Roman Catholic church in Bridgeport, Connecticut, USA, under the authority of the diocese of Bridgeport. Located at 79 Church Street (at the vertex of Church and Crescent Streets) in Bridgeport's East Side.

The parish was founded in 1907 (the building itself was completed in 1912) to service the numerous Slovak immigrants then living on the East Side and in neighboring Stratford. Financed almost completely by donations, the church complex eventually also included a convent and parochial school. The high vaulted stone church's interior features many paintings copied from the shrine of Sts. Cyril and Methodius in Rome.

The name of the church was, of course, a no brainer. Sts. Cyril and Methodius are known as the Apostles of the Slavs thanks to their 9th-century efforts to convert the Slavs to Christianity. In addition, they are responsible for the first Slavic written language (Old Church Slavonic, first attested to in 863 AD), having developed an alphabet that is the precursor to today's Cyrillic alphabet. It is no surprise that there are dozens of churches around the world that bear the names of these saints.

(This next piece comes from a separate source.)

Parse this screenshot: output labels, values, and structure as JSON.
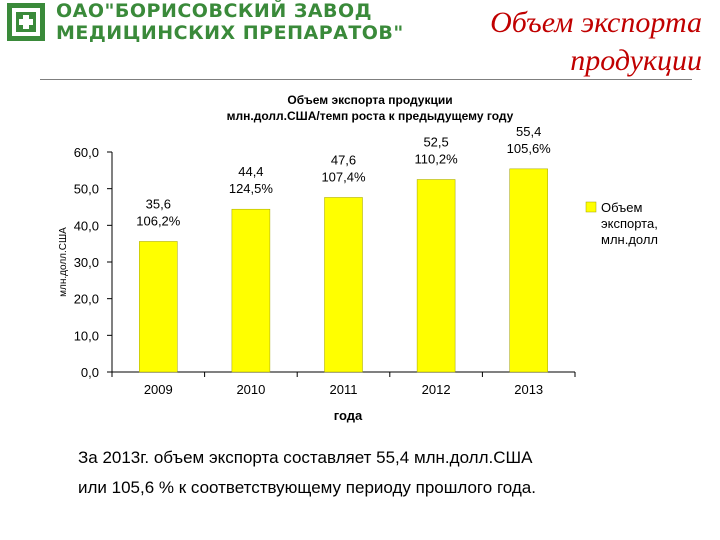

The church briefly attained national prominence in the 1930s when its pastor, Fr. Stephen Panik, became a vocal advocate of public housing during the Great Depression. He became the first chairman of the newly created Bridgeport Housing Authority in 1936, and in 1939 oversaw the construction of a large public housing project on the East Side, to be called Yellow Mill Village. This 53-acre site was then the largest public housing complex in New England and the sixth-largest in the US. Early residents were predominantly Slavic in ethnicity, and the project soon became known as Father Panik Village. Sadly, as often happens in cases when cities neglect their own public works, the area all too soon became a notorious slum as the buildings fell into disrepair and the residents despaired of improvement. Father Panik Village was razed in 1994 and its residents relocated.

Today, the church's parishioners have scattered, and what remains of the original Slovak community is aging rapidly. The church stands alone, its convent and school deserted, in the middle of the vast plain where Father Panik Village once stood. The current pastor, Monsignor Joseph Pekar, is a rather controversial figure, but on the plus side (in my opinion, anyway) is a defender of the Latin Mass, and the church has received permission from the diocese to say it once a week--this is one of the few places in New England where the Latin Mass is still regularly said. The church's interior was cleaned and renovated in the late 1980s, and it remains a profoundly beautiful, if dying, church.

It will quite likely soon be gone, as perhaps it should be; but something about it, some minor sense of tragedy perhaps, just makes me sad.